1º Modify sidle-reconstruction parameters: Based on your experience, my first attempt was to reduce the number of --p-n-workers from >4 to 2 and to use a --p-block-size equal to 1000. The process was killed after 57 min. A similar approach was used with 3 and 4 workers and both processes were killed too. Below is the code used for the approach with 2 workers.

qiime sidle sidle-reconstruction \
    --i-kmer-map silva_128_V2_map.qza silva_128_V3_map.qza silva_128_V4_map.qza silva_128_V67_map.qza silva_128_V8_map.qza silva_128_V9_map.qza \
    --i-regional-alignment V2_aligment_map.qza V3_aligment_map.qza V4_aligment_map.qza V67_aligment_map.qza V8_aligment_map.qza V9_aligment_map.qza \
    --i-regional-table V2_f_table.qza V3_f_table.qza V4_f_table.qza V67_f_table.qza V8_f_table.qza dada2_pyro_V9_table.qza \
    --i-reference-taxonomy silva_128_ssu_nr99_tax_derep.qza \
    --p-region V2 V3 V4 V67 V8 V9 \
    --p-min-counts 0 \
    --p-database 'silva' \
    --p-block-size 1000 \
    --p-n-workers 2 \
    --o-database-map ./reconstructed_results/database_recons.qza \
    --o-database-summary ./reconstructed_results/database_recons_summ.qza \
    --o-reconstructed-table ./reconstructed_results/feature_table_recons.qza \
    --o-reconstructed-taxonomy ./reconstructed_results/taxonomy_recons.qza

2º Dask: I am totally new with Dask so I hope I have done the next steps properly. Next, there is an example of the general code I used to create the clusters.

from dask.distributed import Client, LocalCluster
    cluster = LocalCluster(n_workers = 2, memory_limit = "7.5GB")
    client = Client(cluster)

I used cluster.scheduler to extract the IP address needed with --p-client-address. In this steps, I used the first chunk of code changing --p-n-workers and --p-block-size by the --p-client-address.

I have tried different number of workers (2, 3 and 4) and different memory limits according to this number of workers.

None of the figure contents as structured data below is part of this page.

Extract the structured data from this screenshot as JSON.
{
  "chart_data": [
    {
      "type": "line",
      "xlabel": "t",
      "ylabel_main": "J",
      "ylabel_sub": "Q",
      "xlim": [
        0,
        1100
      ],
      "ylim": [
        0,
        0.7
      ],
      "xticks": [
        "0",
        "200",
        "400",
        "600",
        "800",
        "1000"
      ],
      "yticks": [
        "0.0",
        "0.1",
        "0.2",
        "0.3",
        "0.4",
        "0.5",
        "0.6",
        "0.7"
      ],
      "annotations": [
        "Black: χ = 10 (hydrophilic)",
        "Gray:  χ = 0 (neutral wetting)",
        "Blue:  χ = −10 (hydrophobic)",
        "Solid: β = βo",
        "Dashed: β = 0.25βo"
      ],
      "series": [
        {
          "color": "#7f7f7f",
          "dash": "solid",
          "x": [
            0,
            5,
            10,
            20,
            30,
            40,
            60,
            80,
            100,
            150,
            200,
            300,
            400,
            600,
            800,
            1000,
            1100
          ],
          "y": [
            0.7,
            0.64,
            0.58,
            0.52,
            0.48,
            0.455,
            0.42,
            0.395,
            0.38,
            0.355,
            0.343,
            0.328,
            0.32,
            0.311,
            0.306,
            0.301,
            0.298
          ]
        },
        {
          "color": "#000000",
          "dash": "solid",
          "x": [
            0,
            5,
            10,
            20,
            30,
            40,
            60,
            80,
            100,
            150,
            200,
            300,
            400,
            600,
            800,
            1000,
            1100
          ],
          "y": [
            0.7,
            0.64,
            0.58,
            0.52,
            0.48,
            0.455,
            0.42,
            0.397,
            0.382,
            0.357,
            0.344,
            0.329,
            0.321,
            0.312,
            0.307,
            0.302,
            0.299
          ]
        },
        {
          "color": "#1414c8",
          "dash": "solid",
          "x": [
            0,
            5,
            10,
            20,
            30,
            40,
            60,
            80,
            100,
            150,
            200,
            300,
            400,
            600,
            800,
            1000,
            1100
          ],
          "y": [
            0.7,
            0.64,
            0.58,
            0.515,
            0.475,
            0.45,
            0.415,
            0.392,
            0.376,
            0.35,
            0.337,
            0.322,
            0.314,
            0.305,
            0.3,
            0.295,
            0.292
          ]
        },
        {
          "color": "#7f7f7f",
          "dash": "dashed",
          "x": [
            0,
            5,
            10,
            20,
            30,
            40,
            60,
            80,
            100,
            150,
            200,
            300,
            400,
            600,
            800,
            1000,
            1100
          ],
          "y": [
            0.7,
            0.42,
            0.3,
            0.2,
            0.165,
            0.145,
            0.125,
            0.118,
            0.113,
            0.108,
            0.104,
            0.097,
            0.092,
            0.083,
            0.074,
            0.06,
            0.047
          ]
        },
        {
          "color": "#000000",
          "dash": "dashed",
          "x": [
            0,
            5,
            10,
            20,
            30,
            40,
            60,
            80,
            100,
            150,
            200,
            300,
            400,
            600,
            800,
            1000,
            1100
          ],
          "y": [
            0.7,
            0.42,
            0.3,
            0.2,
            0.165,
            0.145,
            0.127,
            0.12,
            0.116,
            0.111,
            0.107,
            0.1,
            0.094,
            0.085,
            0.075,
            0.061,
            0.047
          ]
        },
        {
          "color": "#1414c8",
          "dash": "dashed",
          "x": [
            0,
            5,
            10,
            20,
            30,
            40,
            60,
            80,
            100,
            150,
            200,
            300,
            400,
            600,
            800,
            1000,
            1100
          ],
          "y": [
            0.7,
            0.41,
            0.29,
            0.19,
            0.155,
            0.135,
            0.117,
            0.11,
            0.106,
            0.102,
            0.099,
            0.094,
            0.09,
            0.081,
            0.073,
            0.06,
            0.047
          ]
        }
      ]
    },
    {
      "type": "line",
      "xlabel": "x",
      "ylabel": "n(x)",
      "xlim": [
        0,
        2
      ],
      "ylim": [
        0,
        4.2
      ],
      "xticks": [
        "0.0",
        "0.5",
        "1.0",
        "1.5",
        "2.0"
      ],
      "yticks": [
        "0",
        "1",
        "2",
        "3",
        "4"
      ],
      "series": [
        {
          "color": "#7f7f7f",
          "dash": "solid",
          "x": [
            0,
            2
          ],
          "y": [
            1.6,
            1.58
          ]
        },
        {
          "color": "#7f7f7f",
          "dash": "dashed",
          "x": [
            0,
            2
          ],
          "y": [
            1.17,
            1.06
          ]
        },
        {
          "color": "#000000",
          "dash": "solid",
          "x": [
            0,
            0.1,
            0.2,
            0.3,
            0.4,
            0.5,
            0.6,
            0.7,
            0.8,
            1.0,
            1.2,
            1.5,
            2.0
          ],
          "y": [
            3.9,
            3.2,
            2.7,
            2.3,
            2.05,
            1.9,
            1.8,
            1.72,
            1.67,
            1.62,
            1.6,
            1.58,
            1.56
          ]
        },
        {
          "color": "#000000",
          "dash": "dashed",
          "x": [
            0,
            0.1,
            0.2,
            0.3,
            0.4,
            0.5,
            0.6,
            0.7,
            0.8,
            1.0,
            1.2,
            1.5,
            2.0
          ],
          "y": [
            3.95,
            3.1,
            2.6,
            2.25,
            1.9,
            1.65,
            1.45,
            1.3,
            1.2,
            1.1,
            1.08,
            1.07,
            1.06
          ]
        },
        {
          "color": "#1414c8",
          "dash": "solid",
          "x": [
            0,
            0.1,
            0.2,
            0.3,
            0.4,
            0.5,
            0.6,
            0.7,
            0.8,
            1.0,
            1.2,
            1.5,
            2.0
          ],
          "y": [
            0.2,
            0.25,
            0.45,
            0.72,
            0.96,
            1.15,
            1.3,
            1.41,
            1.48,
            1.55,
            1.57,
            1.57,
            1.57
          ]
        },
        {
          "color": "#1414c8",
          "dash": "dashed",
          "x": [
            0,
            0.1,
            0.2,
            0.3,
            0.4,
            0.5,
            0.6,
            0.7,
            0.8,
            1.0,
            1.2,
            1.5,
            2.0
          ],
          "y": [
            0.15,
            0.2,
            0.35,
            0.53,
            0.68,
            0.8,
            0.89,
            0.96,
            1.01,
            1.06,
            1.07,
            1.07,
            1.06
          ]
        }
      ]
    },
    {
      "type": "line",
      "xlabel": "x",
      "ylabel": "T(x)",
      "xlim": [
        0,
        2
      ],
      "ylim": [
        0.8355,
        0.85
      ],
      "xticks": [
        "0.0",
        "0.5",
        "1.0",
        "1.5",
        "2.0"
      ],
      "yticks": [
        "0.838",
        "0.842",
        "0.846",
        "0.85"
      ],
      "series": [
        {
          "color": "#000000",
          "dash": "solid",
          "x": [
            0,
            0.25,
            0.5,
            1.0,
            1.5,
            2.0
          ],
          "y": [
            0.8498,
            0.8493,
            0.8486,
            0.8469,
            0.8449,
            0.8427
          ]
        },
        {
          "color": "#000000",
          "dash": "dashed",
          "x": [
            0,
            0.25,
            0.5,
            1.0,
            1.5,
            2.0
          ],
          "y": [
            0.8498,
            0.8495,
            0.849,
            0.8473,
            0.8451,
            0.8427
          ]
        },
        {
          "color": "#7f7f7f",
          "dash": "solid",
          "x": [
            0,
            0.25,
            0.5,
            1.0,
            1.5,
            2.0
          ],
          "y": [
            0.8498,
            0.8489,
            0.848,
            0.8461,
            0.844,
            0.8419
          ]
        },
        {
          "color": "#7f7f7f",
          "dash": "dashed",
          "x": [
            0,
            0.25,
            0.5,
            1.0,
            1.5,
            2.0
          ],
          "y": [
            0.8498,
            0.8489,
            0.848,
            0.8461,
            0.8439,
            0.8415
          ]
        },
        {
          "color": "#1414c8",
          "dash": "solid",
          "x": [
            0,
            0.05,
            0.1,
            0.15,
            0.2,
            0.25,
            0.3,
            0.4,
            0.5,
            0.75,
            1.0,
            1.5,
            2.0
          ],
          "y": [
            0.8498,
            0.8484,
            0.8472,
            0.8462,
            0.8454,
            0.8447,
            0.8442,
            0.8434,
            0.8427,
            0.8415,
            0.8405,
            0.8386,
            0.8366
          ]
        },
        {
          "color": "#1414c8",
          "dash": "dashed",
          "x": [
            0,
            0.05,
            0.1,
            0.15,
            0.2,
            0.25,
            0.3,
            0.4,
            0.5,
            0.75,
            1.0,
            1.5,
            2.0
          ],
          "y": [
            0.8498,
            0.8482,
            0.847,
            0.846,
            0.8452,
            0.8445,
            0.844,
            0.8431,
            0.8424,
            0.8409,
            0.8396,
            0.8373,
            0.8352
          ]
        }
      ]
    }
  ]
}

With this memory limits I have tried to solve the problems reported in the log file on the previous message. Here, there is an example of the Scheduler created for 2 workers.

All attempts were killed after running during 20-25 min. The vast majority of errors reported were related with "unmanaged memory" and/or "memory not released back to the OS" or similar. In two of this processes, my laptop screen freezed and I had to restart it.

3º Trimming memory: The previous errors led me to this section of the Dask website, where they suggest some potential solutions for this problems. In summary, I have tried the options "Manually trim your memory" and "Automatically trim memory", but the same errors remained.

For now, I have not tried to trim the database by using 3 degenerates instead of 5. An alternative solution I though was to move all the artifacts needed to run sidle-reconstruction (and tree reconstruction) to a more powerful machine. I think that when I have all reconstructed files, the next steps will not be require as much memory.



Hi @andresarroyo,

I think this has something to do wtih system configuration and memory release, and may be a dask related issue and I'm not fully sure how to help you trouble shoot it.

I would run as individual commands, rather than the pipeline. I think your high memory command is simply reconstruct-database. If you run it in verbose mode, it will at least let you know where things are failing. It might help trouble shoot a solution other than going to a bigger memory computer. Otherwise, that may be a good option.